Extracellular adenosine 5'-diphosphate promotes MCP-1/CCL2 expression via the P2Y13 purinergic receptor/ERK signaling axis in temporomandibular joint-derived mouse fibroblast-like synoviocytes

Temporomandibular joint osteoarthritis (TMJ-OA) causes cartilage degeneration, bone cavitation, and fibrosis of the TMJ. However, the mechanisms underlying the fibroblast-like synoviocyte (FLS)-mediated inflammatory activity in TMJ-OA remain unclear.

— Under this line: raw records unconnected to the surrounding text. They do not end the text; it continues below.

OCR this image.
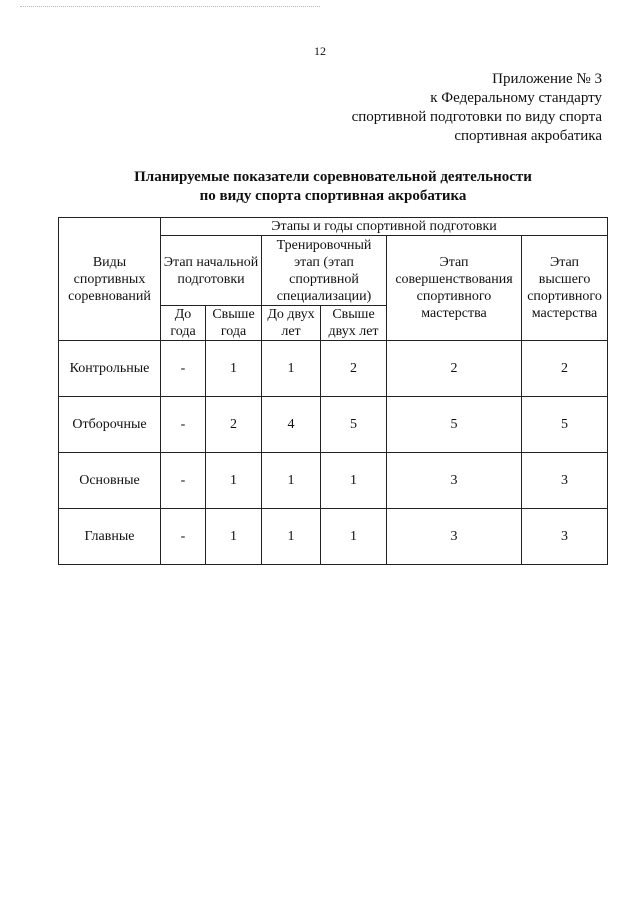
12
Приложение № 3
к Федеральному стандарту
спортивной подготовки по виду спорта
спортивная акробатика
Планируемые показатели соревновательной деятельности
по виду спорта спортивная акробатика
Виды спортивных соревнований	Этапы и годы спортивной подготовки					
	Этап начальной подготовки		Тренировочный этап (этап спортивной специализации)		Этап совершенствования спортивного мастерства	Этап высшего спортивного мастерства
	До года	Свыше года	До двух лет	Свыше двух лет		
Контрольные	-	1	1	2	2	2
Отборочные	-	2	4	5	5	5
Основные	-	1	1	1	3	3
Главные	-	1	1	1	3	3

ADP enhances MCP-1/CCL2 expression in TMJ FLSs via P2Y13 receptors in an MEK/ERK-dependent manner, thus resulting in inflammatory cell infiltration in the TMJ. Collectively, the findings of this study contribute to a partial clarification of the signaling pathway underlying the development of inflammation in TMJ-OA and can help identify potential therapeutic targets for suppressing ADP-mediated purinergic signaling in this disease.

Reverse transcription-quantitative polymerase chain reaction analysis revealed that the P2Y1, P2Y12, and P2Y13 purinergic receptor agonist adenosine 5'-diphosphate (ADP) significantly induces monocyte chemotactic protein 1 (MCP-1)/ C-C motif chemokine ligand 2 (CCL2) expression in the FLS1 synovial cell line. In contrast, the uracil nucleotide UTP, which is a P2Y2 and P2Y4 agonist, has no significant effect on MCP-1/CCL2 production in FLS1 cells. In addition, the P2Y13 antagonist MRS 2211 considerably decreases the expression of ADP-induced MCP-1/CCL2, whereas ADP stimulation enhances extracellular signal-regulated kinase (ERK) phosphorylation. Moreover, it was found that the mitogen-activated protein kinase/ERK kinase (MEK) inhibitor U0126 reduces ADP-induced MCP-1/CCL2 expression.